Diminishing ability to contribute

Vasiliy Faronov has hit it right on the nail: the idea of helping to build something new and potentially very important was exciting and inspiring back then; there was no lack of glaring holes in the coverage of notable topics, and new editors had much more the feeling than now that they were part of a vanguard community, going against the common idea that a project like this was destined to end up soon on the garbage heap of history. An editor then was much more likely to recognize an other editor's name, and have a notion of their style and interests on Wikipedia.

So I think that today's lower retention can at least partly be ascribed to a lesser sense among new editors of belonging to a community, and also increasingly less commitment to a "cause" as Wikipedia is finding more mainstream acceptance. Wikipedia being less of a cause, and the attendant reduced commitment, are unavoidable consequences of (by itself desirable) wide acceptance. But I feel more could be done about the sense of belonging to a community.

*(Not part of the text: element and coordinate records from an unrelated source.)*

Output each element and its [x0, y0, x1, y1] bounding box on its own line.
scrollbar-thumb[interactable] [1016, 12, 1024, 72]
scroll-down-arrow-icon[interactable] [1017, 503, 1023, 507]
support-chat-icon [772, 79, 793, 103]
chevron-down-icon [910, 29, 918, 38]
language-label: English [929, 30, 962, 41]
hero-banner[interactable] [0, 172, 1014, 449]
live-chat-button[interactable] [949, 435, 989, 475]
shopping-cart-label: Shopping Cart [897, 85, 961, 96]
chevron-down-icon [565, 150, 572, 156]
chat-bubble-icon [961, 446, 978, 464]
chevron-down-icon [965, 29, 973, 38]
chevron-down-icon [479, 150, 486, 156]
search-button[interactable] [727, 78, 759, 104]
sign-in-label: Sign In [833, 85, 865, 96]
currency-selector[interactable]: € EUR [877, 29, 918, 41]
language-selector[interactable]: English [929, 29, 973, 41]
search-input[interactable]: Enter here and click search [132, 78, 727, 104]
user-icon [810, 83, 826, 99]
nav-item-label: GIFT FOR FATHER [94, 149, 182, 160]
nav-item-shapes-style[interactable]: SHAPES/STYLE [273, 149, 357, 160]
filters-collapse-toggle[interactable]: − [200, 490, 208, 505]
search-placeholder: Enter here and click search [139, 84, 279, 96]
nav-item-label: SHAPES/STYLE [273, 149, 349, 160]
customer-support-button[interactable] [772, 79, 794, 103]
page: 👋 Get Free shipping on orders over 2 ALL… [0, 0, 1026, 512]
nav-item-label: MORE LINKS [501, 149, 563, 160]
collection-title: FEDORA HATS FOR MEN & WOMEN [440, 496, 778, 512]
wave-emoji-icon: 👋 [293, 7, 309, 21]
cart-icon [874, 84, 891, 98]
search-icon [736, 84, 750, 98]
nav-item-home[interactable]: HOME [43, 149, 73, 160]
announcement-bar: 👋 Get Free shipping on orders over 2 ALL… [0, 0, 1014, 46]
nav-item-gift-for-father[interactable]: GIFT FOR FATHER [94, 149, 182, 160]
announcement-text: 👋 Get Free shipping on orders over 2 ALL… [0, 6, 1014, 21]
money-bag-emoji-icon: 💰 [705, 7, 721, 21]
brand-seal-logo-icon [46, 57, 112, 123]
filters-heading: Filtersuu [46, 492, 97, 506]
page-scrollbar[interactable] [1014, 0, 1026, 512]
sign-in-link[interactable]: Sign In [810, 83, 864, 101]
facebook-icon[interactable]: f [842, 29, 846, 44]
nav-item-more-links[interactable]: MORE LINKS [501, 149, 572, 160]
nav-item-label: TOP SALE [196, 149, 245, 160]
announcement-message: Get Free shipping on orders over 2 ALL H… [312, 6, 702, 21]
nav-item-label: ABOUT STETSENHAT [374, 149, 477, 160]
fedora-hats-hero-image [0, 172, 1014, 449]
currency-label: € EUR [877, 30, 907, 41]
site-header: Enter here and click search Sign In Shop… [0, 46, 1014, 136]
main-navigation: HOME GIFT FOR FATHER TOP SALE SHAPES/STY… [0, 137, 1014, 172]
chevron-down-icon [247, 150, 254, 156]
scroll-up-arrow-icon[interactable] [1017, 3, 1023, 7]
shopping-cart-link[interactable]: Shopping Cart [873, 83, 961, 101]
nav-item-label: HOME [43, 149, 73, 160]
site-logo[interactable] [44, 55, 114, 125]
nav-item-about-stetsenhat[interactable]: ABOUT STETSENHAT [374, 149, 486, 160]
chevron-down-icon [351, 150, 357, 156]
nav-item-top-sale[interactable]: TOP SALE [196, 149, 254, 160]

As a start, I think it will definitely help if newbie editors get timely feedback on their edits. It doesn't have to be WikiLove-style feedback, but should of course be positive for good edits, and friendly but not condescending for good-faith not-so-good edits. It could be questions like "do you have a source for that?" or "did you really mean that?", anything that makes clear the newly recruited editor's work does not simply vanish to insignificance in a huge stream of unseen and unacknowledged database updates.  --Lambiam 11:56, 11 March 2011 (UTC)

P.S. I just found out about User:EpochFail's NICE script, that makes it easy to see when you're about to revert a newbie's edit and to interact with them. I've not tried it out yet, but would nevertheless encourage people to try it out and help to develop this fledgling tool.

 --Lambiam11:56, 11 March 2011

I agree with Vasiliy Faronov and Lambiam that the Gold Rush is over, and we are no longer in the phase where any sort of content was wanted and applauded. The 'pedia is now in a more considered and sophisticated phase where quality matters more than quantity, and this requires a different sort of editor - one who has a willingness to learn and follow our quality standards. Such an editor is harder to find than the slap and dash editor, so numbers will fall. A more pertinent study would be: has the quality growth of the 'pedia occured despite the fall in numbers of editors or as a result of it? SilkTork 12:46, 11 March 2011 (UTC)

SilkTork12:46, 11 March 2011

The token mistake though is that quantity is a kind of quality.